Re: [SQL] Duplicate rows

From
Bruce Stephens
Date:
Andy Lewis <alewis@mpsi.net> writes:

> Right, I know that there are dups in the column. But, I don't know
> where they are nor do I know their value(s). I want to be able to
> find, say, two interger values that are in the same column but,
> different rows.

How about

SELECT t1.col,t1.oid, t2.oid FROM fred AS t1, fred AS t2
    WHERE t1.col=t2.col AND t1.oid<t2.oid

(I haven't tested this, but it's the right kind of idea: select the
interesting bits from a self-join.)

Re: [SQL] Duplicate rows

From
Andy Lewis
Date:
Thanks, I'll give it a try.

Andy

On Sat, 16 May 1998, Oleg Broytmann wrote:

>Hi!
>
>On Sat, 16 May 1998, Andy Lewis wrote:
>> Right, I know that there are dups in the column. But, I don't know where they
>> are nor do I know their value(s). I want to be able to find, say, two interger
>> values that are in the same column but, different rows.
>
>   It seems that you need a correlated subquery - a loop for every row, that
>tests whether there are equal values.
>
>SELECT oid, mycolumn FROM mytable a
>   WHERE mycolumn IN
>      (SELECT oid, mycolumn FROM mytable b
>         WHERE a.oid <> b.oid)
>
>Or may be, join with the same table.

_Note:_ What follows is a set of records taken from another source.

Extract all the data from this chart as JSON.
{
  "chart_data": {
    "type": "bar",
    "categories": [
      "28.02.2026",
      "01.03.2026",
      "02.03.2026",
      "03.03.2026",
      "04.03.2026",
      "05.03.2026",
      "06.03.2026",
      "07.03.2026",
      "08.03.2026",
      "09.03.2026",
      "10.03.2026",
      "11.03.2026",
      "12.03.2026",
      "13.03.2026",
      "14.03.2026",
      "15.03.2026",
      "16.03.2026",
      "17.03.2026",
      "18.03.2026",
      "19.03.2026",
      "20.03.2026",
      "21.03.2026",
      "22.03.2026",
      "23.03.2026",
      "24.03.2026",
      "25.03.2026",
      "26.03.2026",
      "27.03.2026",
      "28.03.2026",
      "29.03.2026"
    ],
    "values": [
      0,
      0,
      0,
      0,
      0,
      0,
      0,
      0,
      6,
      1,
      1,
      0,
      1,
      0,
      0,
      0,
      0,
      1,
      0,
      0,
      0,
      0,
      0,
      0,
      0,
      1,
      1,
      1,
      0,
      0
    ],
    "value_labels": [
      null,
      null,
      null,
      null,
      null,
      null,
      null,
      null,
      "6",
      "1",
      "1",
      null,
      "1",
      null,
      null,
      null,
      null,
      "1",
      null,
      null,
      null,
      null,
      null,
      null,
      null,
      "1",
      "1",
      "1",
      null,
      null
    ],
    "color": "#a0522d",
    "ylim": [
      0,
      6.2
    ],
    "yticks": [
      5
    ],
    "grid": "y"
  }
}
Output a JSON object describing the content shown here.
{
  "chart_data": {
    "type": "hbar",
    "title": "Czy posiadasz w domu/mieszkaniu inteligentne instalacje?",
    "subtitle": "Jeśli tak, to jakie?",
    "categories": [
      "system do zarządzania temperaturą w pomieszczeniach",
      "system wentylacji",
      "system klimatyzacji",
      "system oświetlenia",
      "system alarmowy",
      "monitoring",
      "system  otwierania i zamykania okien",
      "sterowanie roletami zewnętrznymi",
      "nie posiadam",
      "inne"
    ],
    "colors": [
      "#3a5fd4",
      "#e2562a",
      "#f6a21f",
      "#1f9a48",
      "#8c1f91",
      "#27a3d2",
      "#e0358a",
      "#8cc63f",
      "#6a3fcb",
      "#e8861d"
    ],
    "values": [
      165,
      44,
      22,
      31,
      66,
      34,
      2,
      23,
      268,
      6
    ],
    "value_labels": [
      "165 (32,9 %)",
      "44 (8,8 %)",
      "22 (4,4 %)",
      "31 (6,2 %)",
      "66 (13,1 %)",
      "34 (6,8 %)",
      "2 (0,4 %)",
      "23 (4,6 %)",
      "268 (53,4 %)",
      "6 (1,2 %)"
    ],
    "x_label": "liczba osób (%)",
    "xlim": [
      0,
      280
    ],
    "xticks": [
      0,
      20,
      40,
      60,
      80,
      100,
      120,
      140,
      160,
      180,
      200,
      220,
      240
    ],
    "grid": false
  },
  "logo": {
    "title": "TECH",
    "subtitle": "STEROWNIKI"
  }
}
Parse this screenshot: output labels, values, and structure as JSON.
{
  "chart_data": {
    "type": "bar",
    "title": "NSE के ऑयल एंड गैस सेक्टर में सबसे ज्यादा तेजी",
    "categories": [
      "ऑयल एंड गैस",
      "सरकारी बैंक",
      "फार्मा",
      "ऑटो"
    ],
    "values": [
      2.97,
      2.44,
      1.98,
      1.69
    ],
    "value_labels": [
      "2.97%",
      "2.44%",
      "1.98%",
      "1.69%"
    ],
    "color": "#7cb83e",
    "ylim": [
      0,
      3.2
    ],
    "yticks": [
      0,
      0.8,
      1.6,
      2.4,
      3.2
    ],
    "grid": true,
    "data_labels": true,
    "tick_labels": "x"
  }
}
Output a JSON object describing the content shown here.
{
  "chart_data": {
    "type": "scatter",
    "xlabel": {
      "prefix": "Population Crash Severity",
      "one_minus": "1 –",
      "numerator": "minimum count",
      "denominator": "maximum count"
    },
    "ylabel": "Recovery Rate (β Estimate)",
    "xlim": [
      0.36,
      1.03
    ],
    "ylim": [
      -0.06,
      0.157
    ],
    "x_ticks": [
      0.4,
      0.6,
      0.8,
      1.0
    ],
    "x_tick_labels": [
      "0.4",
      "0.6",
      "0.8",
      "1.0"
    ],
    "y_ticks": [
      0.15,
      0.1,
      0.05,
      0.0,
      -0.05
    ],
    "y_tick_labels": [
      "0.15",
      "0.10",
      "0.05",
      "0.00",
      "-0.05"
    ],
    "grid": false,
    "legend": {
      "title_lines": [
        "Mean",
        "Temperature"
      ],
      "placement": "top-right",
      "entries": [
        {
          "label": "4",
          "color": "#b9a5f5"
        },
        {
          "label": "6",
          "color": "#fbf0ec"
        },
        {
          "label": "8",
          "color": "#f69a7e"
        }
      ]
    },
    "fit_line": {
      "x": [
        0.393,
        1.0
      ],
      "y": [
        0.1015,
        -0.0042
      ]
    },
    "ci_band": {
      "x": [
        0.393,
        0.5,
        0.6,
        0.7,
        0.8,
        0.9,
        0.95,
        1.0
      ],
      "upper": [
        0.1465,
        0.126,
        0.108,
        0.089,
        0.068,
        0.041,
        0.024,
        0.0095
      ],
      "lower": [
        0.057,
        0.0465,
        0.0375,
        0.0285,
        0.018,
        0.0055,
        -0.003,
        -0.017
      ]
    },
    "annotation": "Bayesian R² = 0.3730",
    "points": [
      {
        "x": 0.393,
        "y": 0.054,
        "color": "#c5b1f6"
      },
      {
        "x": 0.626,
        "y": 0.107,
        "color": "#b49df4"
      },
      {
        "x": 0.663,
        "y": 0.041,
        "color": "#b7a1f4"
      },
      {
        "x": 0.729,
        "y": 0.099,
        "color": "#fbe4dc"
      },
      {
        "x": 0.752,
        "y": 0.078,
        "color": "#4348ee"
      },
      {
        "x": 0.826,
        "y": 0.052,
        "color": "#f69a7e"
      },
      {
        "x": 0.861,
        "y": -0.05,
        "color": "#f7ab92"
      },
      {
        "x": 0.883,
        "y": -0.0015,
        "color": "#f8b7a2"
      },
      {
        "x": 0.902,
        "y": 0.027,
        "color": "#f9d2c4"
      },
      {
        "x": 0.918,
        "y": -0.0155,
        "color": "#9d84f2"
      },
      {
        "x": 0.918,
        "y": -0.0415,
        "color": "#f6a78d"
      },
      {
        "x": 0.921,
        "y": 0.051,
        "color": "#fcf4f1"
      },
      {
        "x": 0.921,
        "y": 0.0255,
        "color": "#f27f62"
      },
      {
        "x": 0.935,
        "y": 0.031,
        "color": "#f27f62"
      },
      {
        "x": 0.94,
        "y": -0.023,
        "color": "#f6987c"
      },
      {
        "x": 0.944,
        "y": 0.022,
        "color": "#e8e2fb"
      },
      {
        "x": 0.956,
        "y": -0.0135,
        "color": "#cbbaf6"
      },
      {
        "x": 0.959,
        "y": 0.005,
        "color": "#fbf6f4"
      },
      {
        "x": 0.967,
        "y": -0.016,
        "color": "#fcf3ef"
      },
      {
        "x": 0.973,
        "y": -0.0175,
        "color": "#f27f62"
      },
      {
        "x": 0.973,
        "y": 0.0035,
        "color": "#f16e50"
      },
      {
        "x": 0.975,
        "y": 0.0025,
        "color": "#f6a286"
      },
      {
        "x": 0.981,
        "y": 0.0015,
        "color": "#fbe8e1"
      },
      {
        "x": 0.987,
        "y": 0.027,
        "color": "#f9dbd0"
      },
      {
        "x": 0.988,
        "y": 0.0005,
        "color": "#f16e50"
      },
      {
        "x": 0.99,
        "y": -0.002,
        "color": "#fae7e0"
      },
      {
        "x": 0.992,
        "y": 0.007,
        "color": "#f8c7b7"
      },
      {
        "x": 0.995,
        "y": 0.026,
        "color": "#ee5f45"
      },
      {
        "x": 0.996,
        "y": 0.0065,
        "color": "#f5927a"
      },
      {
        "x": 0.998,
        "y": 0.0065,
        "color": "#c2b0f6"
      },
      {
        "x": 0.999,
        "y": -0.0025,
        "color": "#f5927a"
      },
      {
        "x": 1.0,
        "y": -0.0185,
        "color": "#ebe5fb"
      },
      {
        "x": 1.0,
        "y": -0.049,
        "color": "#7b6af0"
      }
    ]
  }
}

Not sure what is better in this
>situation.
>
>SELECT oid, mycolumn FROM mytable a, mytable b
>   WHERE a.oid <> b.oid AND
>      a.mycolumn = b.mycolumn
>
>   In both cases "a.oid <> b.oid" excludes the same row from comparison (I
>am pretty sure that in the same row a.mycolumn = b.column :).
>
>Oleg.
>----
>  Oleg Broytmann     http://members..tripod.com/~phd2/     phd2@earthling.net
>           Programmers don't die, they just GOSUB without RETURN.
>
>